クロミのフミフミ
猫の可愛い仕草と言えば、「フミフミ」である。毛布や布団などの柔らかい生地の上で猫が両手でギュギュとやるあれである。フミフミは、一般的に親から早く離れた猫が小さい時に、お乳を飲んでいた記憶を思い出してすると言われている。
クロミは、家にやってきた時から、暇があればフミフミしていた。クロミは、兄弟と共に捨てられていたところを拾われたとかいう話だった。その時に、よほどひもじい思いをしたのだろうか。今でも、食に対する執着心がすごい。

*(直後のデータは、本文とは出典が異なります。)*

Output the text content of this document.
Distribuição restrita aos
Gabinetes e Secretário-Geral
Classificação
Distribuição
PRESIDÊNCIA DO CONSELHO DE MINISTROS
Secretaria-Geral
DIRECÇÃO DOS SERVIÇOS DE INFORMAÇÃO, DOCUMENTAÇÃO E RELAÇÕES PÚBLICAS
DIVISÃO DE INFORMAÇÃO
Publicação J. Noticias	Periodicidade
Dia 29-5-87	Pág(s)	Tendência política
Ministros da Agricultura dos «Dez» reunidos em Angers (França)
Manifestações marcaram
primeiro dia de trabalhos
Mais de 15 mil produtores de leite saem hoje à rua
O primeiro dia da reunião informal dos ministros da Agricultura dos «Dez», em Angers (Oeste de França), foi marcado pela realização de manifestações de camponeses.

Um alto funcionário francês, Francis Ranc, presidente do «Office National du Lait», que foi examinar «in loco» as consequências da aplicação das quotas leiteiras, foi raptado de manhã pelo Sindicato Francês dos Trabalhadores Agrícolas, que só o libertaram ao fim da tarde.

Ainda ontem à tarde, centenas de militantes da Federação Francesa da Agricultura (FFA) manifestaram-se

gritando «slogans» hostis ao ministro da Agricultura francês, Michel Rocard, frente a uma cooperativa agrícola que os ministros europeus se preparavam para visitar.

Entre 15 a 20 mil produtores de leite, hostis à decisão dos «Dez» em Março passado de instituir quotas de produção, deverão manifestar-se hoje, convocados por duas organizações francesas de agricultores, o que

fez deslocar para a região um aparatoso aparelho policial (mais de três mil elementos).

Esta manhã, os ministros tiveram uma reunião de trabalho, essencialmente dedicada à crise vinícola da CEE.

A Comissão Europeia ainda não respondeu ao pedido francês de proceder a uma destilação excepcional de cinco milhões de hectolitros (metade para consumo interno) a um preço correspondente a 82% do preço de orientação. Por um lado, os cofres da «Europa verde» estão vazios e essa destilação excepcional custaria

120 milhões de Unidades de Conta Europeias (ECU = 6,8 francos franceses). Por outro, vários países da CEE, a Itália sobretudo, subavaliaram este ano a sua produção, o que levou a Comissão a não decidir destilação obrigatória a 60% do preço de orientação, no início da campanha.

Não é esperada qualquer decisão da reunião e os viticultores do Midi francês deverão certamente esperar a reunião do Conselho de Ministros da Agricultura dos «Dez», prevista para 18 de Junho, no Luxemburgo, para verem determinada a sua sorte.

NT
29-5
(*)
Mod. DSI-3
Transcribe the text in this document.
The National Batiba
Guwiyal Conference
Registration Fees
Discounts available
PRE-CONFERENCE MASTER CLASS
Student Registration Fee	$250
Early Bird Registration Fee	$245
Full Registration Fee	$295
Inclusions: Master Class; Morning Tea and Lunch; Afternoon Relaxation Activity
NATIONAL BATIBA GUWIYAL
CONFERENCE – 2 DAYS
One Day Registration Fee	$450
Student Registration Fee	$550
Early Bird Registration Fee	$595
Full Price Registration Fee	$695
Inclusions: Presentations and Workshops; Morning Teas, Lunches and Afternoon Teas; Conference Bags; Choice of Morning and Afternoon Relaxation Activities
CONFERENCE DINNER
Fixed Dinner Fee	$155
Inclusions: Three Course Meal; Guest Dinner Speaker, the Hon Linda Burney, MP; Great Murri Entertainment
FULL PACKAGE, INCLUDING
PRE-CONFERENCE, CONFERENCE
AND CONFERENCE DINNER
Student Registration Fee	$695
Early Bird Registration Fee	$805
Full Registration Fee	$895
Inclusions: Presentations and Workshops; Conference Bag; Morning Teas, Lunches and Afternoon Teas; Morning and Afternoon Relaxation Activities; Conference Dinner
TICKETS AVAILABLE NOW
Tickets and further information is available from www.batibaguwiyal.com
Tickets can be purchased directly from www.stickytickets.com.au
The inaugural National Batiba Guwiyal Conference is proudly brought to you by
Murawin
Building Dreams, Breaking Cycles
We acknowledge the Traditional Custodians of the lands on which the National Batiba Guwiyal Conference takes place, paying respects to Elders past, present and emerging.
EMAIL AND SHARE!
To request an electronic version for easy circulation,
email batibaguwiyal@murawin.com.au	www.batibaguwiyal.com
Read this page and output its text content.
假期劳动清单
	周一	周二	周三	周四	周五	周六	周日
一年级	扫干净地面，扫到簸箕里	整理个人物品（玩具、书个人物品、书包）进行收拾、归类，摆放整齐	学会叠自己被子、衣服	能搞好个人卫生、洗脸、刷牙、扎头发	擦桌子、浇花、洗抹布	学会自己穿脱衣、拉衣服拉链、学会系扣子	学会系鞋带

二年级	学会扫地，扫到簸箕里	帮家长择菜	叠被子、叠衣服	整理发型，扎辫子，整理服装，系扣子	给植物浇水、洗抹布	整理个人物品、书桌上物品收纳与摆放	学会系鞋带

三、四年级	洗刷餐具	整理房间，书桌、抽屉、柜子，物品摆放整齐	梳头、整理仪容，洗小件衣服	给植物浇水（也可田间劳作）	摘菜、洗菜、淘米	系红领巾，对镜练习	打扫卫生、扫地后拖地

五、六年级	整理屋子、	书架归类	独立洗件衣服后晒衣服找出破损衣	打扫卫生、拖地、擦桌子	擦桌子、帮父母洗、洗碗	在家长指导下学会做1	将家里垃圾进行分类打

人間の食べているものを欲しがるのもクロミだけで、特にパンは大好物なので、私が朝食にパンを食べていると、猛烈な勢いで横取りしようとする。右手でパン、左手でクロミの頭を押さえながら食べることになる。
フミフミの話に戻そう。
小さい頃、クロミは、フミフミを私に見てもらいたがった。「ねえねえ」とチョイチョイして、「こっちきて」と誘導し、フカフカのものがあるところに行き、おもむろにフミフミし始める。クロミのフミフミは、高速で、足踏みのように規則正しい。フミフミしながらも、「見て、上手でしょう?」と言いたげな顔をするので、尻尾の付け根の辺りを撫でながら、「上手、上手、すごいねえ」と言うと嬉しそうな顔をして、どんどん高速になっていく。どんどんどんどんフミフミして、「ふう〜」と疲れてゴロンと横になり、「なでて」と要求する。女子は、男子より要求がストレートのような気がする。なでて欲しい時は、そう言う顔をするし、そうじゃない時は触られたくない。はっきりしているのだ。
男子は、どちらかというと、子供に近い感じだが、女子は、友達みたいな感じがする。にゃーちも、コハクも大豆も男子だったので、初めての女子は新鮮だった。
コハクとうまくやっていけるのかが、一番気になっていたことだが、クロミは、コハクについてまわり、家の中のことを色々教えてもらい、毛繕いしてもらって嬉しそうだった。やはり、兄弟が多い中で育った子は、一人だと寂しがることが多い。クロミも最初からコハクのことを全く嫌がらず、「よろしく」という感じだったので、頼もしい存在だった。コハクも全く物おじしないクロミにびっくりしながらも、初めてできた妹にまんざらでもない様子で、お兄ちゃんっぽくなっていったのだった。